Wrap your model with the middleware:

ts
import { wrapLanguageModel, gateway } from 'ai';
import { devToolsMiddleware } from '@ai-sdk/devtools';

const model = wrapLanguageModel({
  model: gateway('anthropic/claude-sonnet-4.5'),
  middleware: devToolsMiddleware(),
});

Run npx @ai-sdk/devtools and open http://localhost:4983. You will see every step of every call: input, output, tool calls, token usage, timing, and raw provider requests.

Reranking

If you are building RAG (retrieval-augmented generation), you probably retrieve a bunch of documents and dump them all into the prompt. Reranking lets you sort them by relevance first, so the model gets better context:

ts
import { rerank } from 'ai';
import { cohere } from '@ai-sdk/cohere';

const documents = await searchVectorDB(query);

const { ranking } = await rerank({
  model: cohere.reranking('rerank-v3.5'),
  documents: documents.map(d => d.content),
  query: 'How does token caching work?',
  topN: 5,
});

Now you pass only the top 5 most relevant documents to the model instead of all 50 you retrieved.

Stream smoothing

LLMs often emit tokens in bursts. You get a chunk of 10 words, then silence, then another burst. This makes the UI feel jittery. The smoothStream transform evens out the delivery:

ts
import { smoothStream, streamText } from 'ai';

const result = streamText({
  model: 'anthropic/claude-sonnet-4.5',
  prompt: 'Tell me about the history of the internet.',
  experimental_transform: smoothStream(),
});

You can also write custom transforms. For example, a transform that converts all text to uppercase, or one that stops the stream if the model generates something inappropriate.

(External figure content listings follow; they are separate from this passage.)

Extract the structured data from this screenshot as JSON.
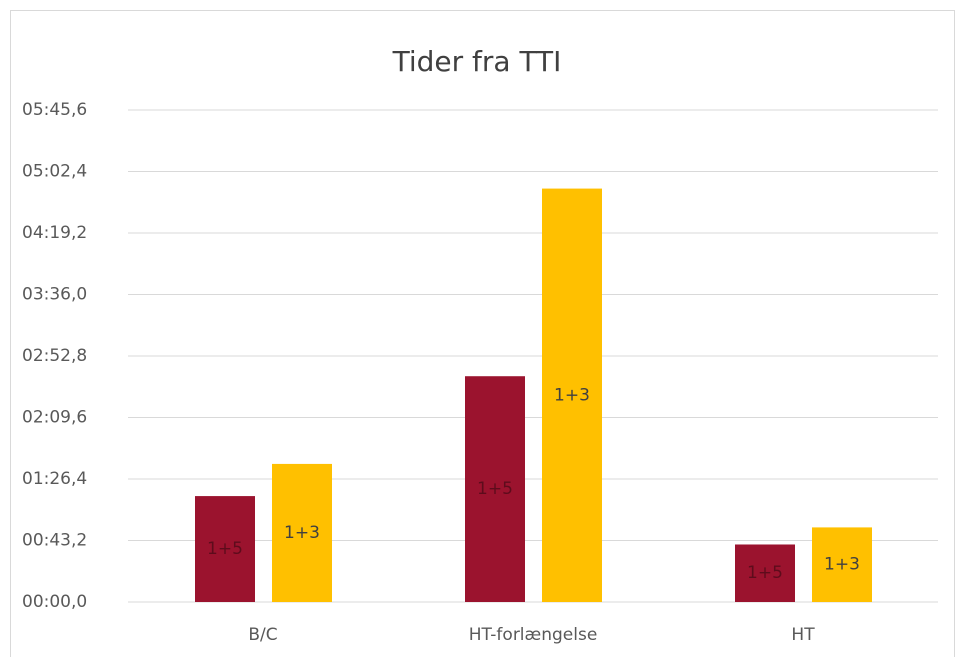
{
  "chart_data": {
    "type": "bar",
    "title": "Tider fra TTI",
    "categories": [
      "B/C",
      "HT-forlængelse",
      "HT"
    ],
    "series": [
      {
        "name": "1+5",
        "color": "#9b132e",
        "values": [
          74.4,
          158.6,
          40.4
        ]
      },
      {
        "name": "1+3",
        "color": "#ffc000",
        "values": [
          97.0,
          290.4,
          52.4
        ]
      }
    ],
    "ylim": [
      0,
      345.6
    ],
    "yticks": [
      {
        "value": 0,
        "label": "00:00,0"
      },
      {
        "value": 43.2,
        "label": "00:43,2"
      },
      {
        "value": 86.4,
        "label": "01:26,4"
      },
      {
        "value": 129.6,
        "label": "02:09,6"
      },
      {
        "value": 172.8,
        "label": "02:52,8"
      },
      {
        "value": 216,
        "label": "03:36,0"
      },
      {
        "value": 259.2,
        "label": "04:19,2"
      },
      {
        "value": 302.4,
        "label": "05:02,4"
      },
      {
        "value": 345.6,
        "label": "05:45,6"
      }
    ],
    "grid": true
  }
}
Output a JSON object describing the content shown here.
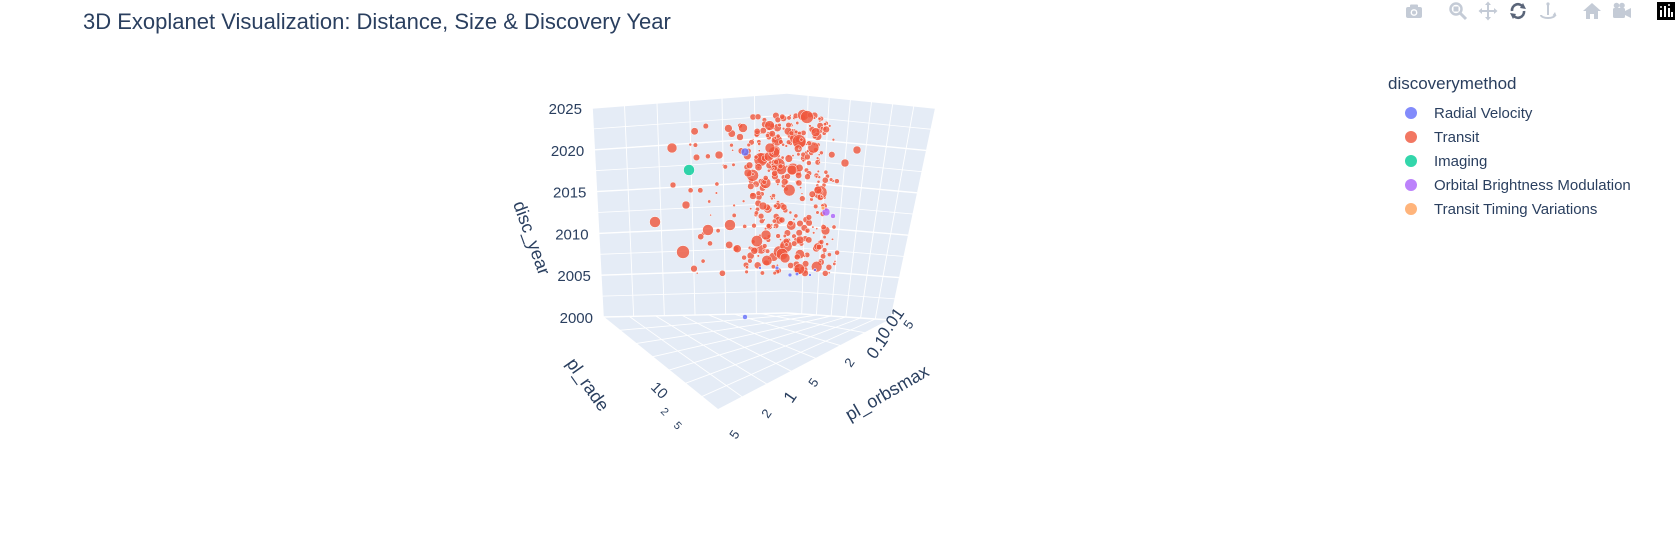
{
  "title": "3D Exoplanet Visualization: Distance, Size & Discovery Year",
  "modebar": {
    "buttons": [
      {
        "name": "camera-icon"
      },
      {
        "name": "zoom-icon"
      },
      {
        "name": "pan-icon"
      },
      {
        "name": "orbit-rotation-icon"
      },
      {
        "name": "turntable-rotation-icon"
      },
      {
        "name": "home-icon"
      },
      {
        "name": "video-camera-icon"
      },
      {
        "name": "plotly-logo-icon"
      }
    ]
  },
  "legend": {
    "title": "discoverymethod",
    "items": [
      {
        "label": "Radial Velocity",
        "color": "#636efa"
      },
      {
        "label": "Transit",
        "color": "#ef553b"
      },
      {
        "label": "Imaging",
        "color": "#00cc96"
      },
      {
        "label": "Orbital Brightness Modulation",
        "color": "#ab63fa"
      },
      {
        "label": "Transit Timing Variations",
        "color": "#ffa15a"
      }
    ]
  },
  "chart_data": {
    "type": "scatter3d",
    "title": "3D Exoplanet Visualization: Distance, Size & Discovery Year",
    "x_axis": {
      "label": "pl_orbsmax",
      "scale": "log",
      "tick_labels": [
        "0.01",
        "2",
        "5",
        "0.1",
        "2",
        "5",
        "1",
        "2",
        "5"
      ]
    },
    "y_axis": {
      "label": "pl_rade",
      "scale": "log",
      "tick_labels": [
        "10",
        "2",
        "5"
      ]
    },
    "z_axis": {
      "label": "disc_year",
      "range": [
        2000,
        2025
      ],
      "tick_labels": [
        "2000",
        "2005",
        "2010",
        "2015",
        "2020",
        "2025"
      ]
    },
    "legend_title": "discoverymethod",
    "legend_position": "top-right",
    "series": [
      {
        "name": "Radial Velocity",
        "color": "#636efa",
        "approx_points": 8
      },
      {
        "name": "Transit",
        "color": "#ef553b",
        "approx_points": 400
      },
      {
        "name": "Imaging",
        "color": "#00cc96",
        "approx_points": 1
      },
      {
        "name": "Orbital Brightness Modulation",
        "color": "#ab63fa",
        "approx_points": 2
      },
      {
        "name": "Transit Timing Variations",
        "color": "#ffa15a",
        "approx_points": 1
      }
    ]
  }
}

What changed from earlier versions

If you used the AI SDK before version 6, here is a quick summary of what is different:

  • Agents are first class. ToolLoopAgent replaces the pattern of passing tools and maxSteps inline every time.
  • Tool execution approval. needsApproval on tools for human-in-the-loop workflows.
  • Output specification. generateObject and generateText with structured output are now unified through Output.object(), Output.array(), etc.
  • MCP is stable. Full support for connecting to MCP servers with HTTP, SSE, OAuth, resources, prompts, and elicitation.
  • DevTools. Visual debugger for LLM calls.
  • Reranking. Native rerank function for sorting documents by relevance.
  • Type-safe UI. InferAgentUIMessage gives you end-to-end types from agent definition to React component.
  • toModelOutput. Control what the model sees from tool results separately from what your app gets.
  • Standard JSON Schema. Any schema library that implements the Standard JSON Schema V1 spec works, not just Zod.